Iran's Revolutionary Guards announced his arrest in October 2019, claiming he had been "directed by France's intelligence service".
Zam had lived for several years in France and was arrested in circumstances that still remain unclear.
Paris-based press rights group Reporters Without Borders (RSF) said on Saturday it was "outraged" by the execution.
RSF had previously claimed that Zam had disappeared on a trip to Baghdad in October 2019, and accused Iran of abducting him in Iraq to face trial back home.
Iranian state television said he was "under the protection of several countries' intelligence services".
The official IRNA news agency said he was also convicted of espionage for France and an unnamed country in the region, cooperating with the "hostile government of America", acting against "the country's security", insulting the "sanctity of Islam" and instigating violence during protests in 2017.
At least 25 people were killed during the unrest in December 2017 and January 2018 that was sparked by economic hardship.
He was charged with "corruption on earth" -- one of the most serious offences under Iranian law -- and sentenced to death in June.
As his trial started, state television broadcast a "documentary" about Zam's "relations" with the Islamic republic's foes.
The broadcaster also aired an "interview" with him in July, in which he is seen saying he believed in reformism until he was detained in 2009 during protests against the disputed re-election of ultra-conservative president Mahmoud Ahmadinejad.
Amnesty has repeatedly called on Iran to stop broadcasting videos of "confessions" by suspects, saying they "violate the defendants' rights".
The French foreign ministry on Saturday denounced what it called "a serious attack on freedom of expression and freedom of the press".
It condemned Zam's execution as "an unacceptable and barbaric act, contrary to Iran's international commitments."
Zam is one of several people to have been sentenced to death over participation or links to the protests that rocked Iran between 2017 and 2019.
Navid Afkari, a 27-year-old wrestler, was executed at a prison in the southern city of Shiraz in September.
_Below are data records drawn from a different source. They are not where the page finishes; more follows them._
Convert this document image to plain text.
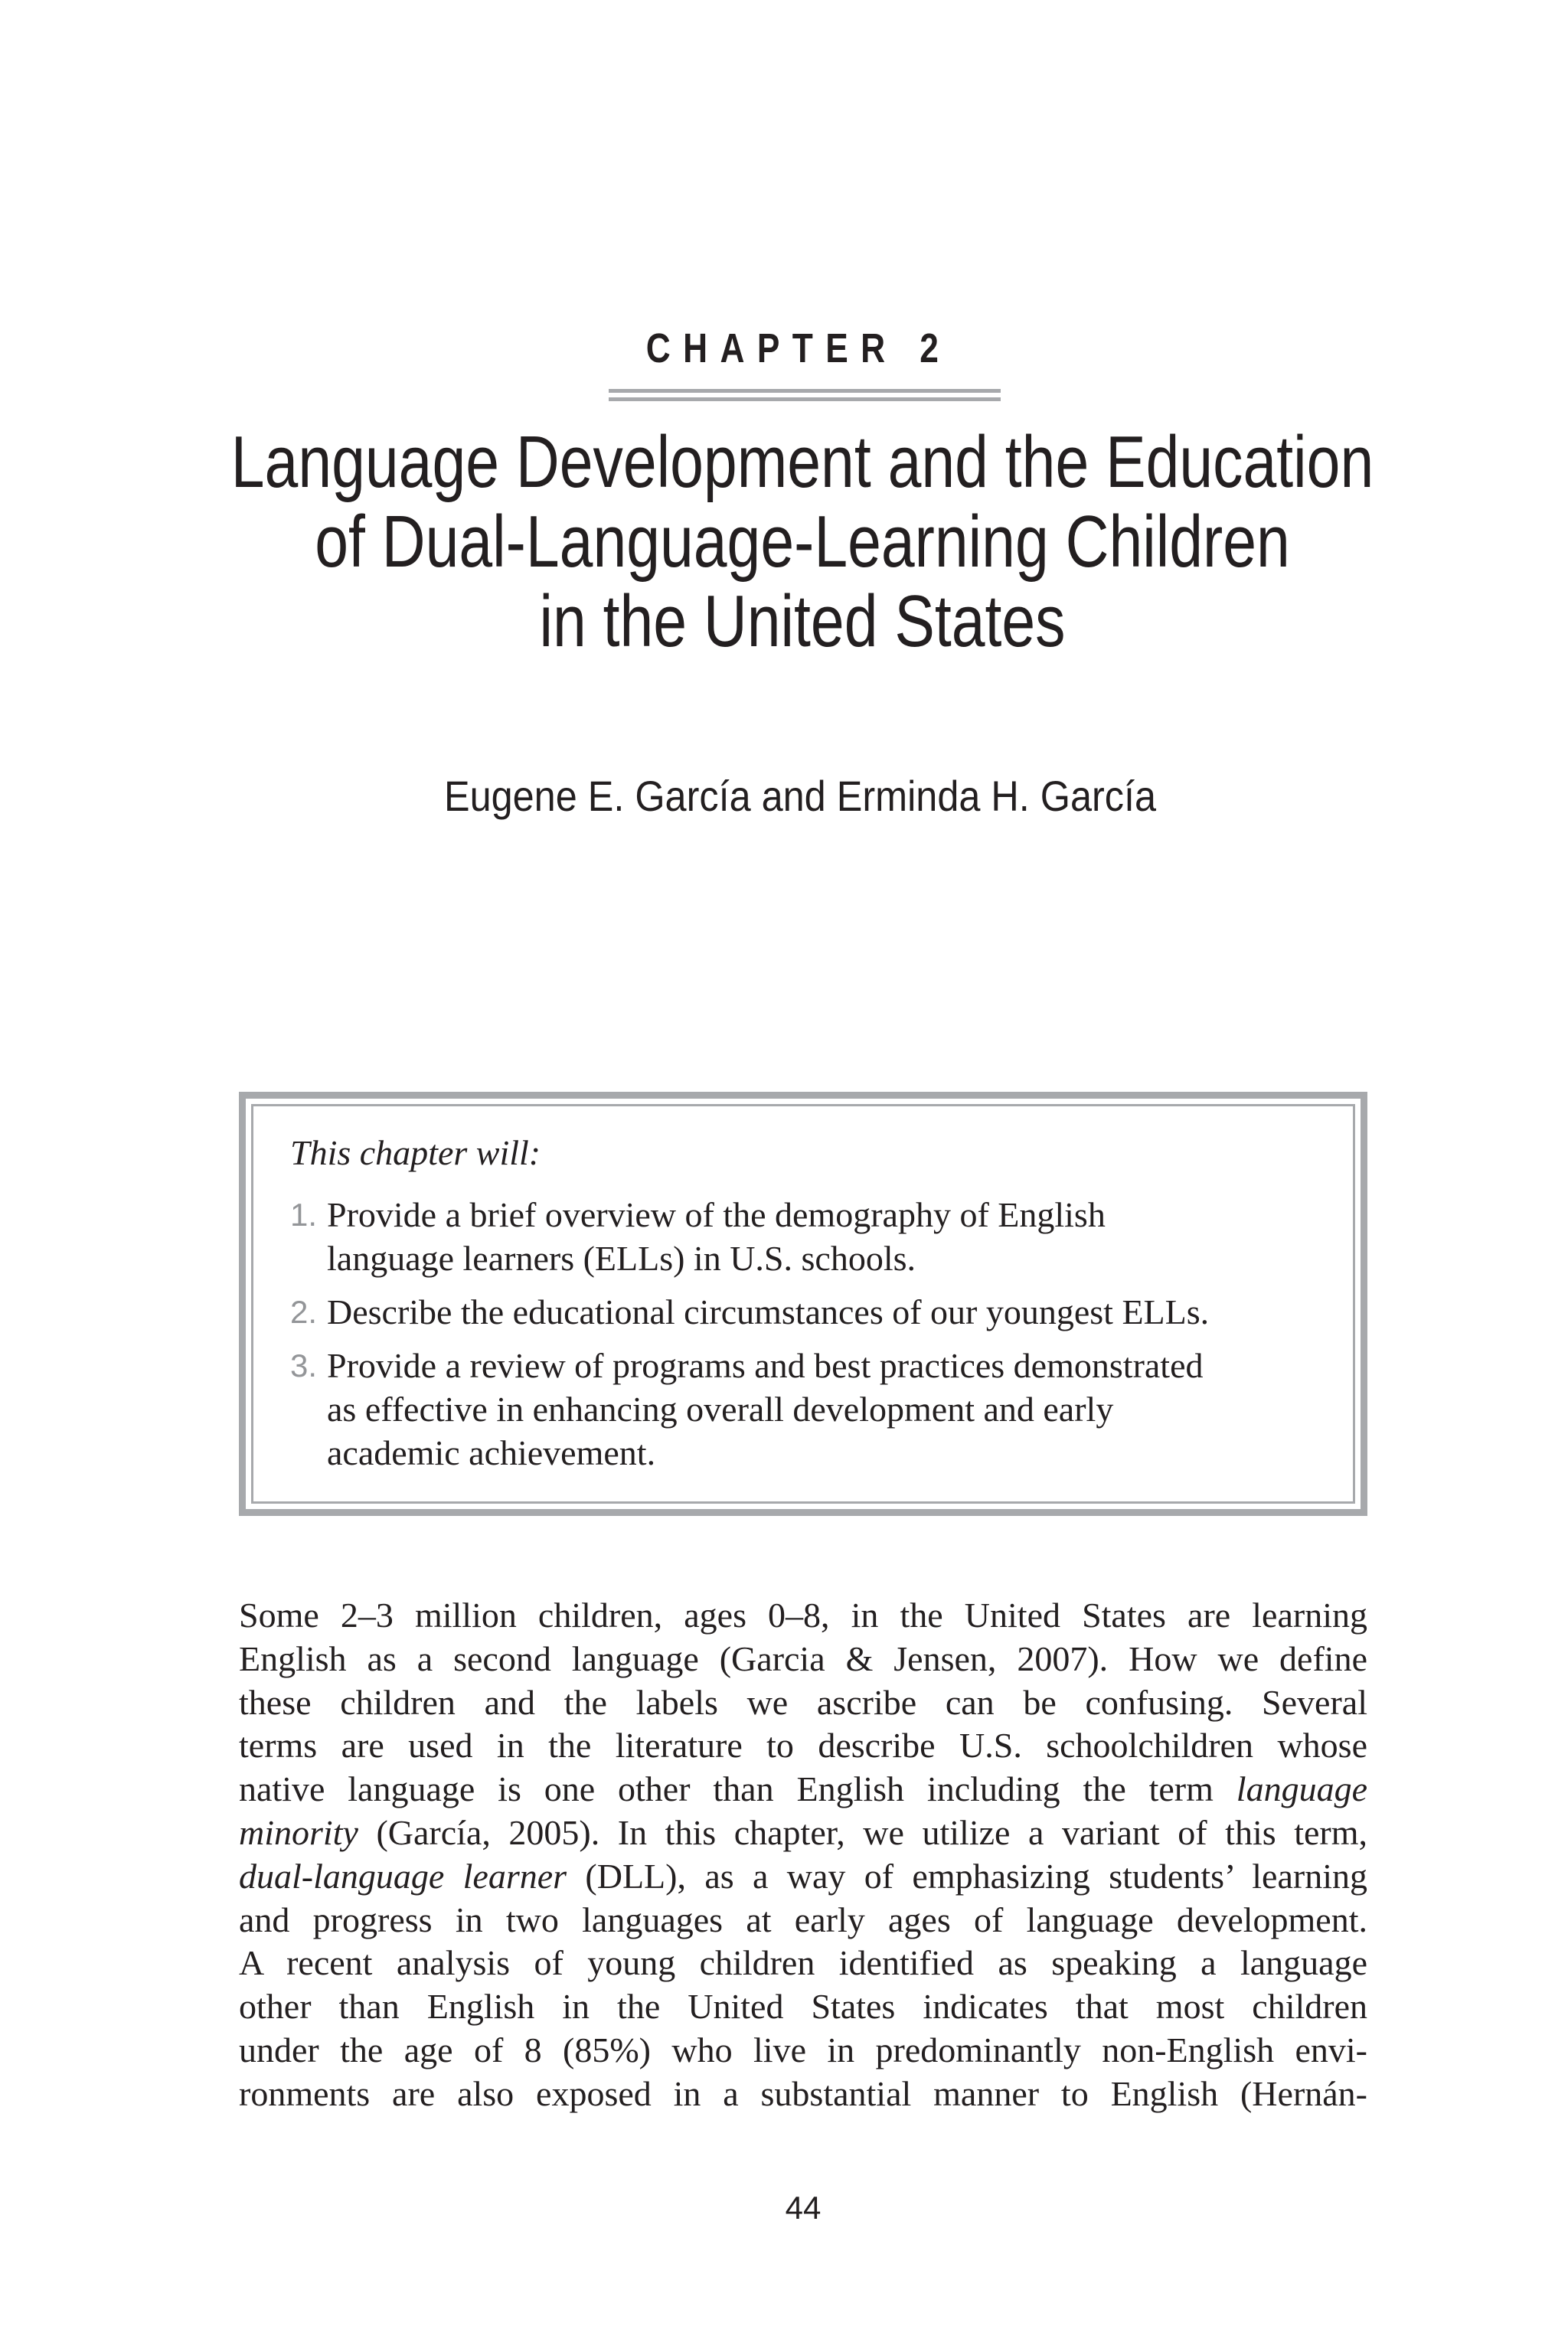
CHAPTER 2
Language Development and the Education
of Dual-Language-Learning Children
in the United States
Eugene E. García and Erminda H. García

This chapter will:

1. Provide a brief overview of the demography of English
language learners (ELLs) in U.S. schools.
2. Describe the educational circumstances of our youngest ELLs.
3. Provide a review of programs and best practices demonstrated
as effective in enhancing overall development and early
academic achievement.

Some 2–3 million children, ages 0–8, in the United States are learning
English as a second language (Garcia & Jensen, 2007). How we define
these children and the labels we ascribe can be confusing. Several
terms are used in the literature to describe U.S. schoolchildren whose
native language is one other than English including the term language
minority (García, 2005). In this chapter, we utilize a variant of this term,
dual-language learner (DLL), as a way of emphasizing students’ learning
and progress in two languages at early ages of language development.
A recent analysis of young children identified as speaking a language
other than English in the United States indicates that most children
under the age of 8 (85%) who live in predominantly non-English envi-
ronments are also exposed in a substantial manner to English (Hernán-

44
The judiciary said he had been found guilty of "voluntary homicide" for stabbing to death a government employee in August 2018.
Shiraz and other urban centres had been the scene of anti-government protests at the time.
Three young men were also sentenced to death over links to deadly 2019 protests, but Iran's supreme court said last week that it would retry them at the request of their defence teams.
Their sentences were initially upheld, with the judiciary saying evidence had been found on their phones of them setting alight banks, buses and public buildings.
Amnesty International said Iran executed at least 251 people last year, the world's second highest toll after China.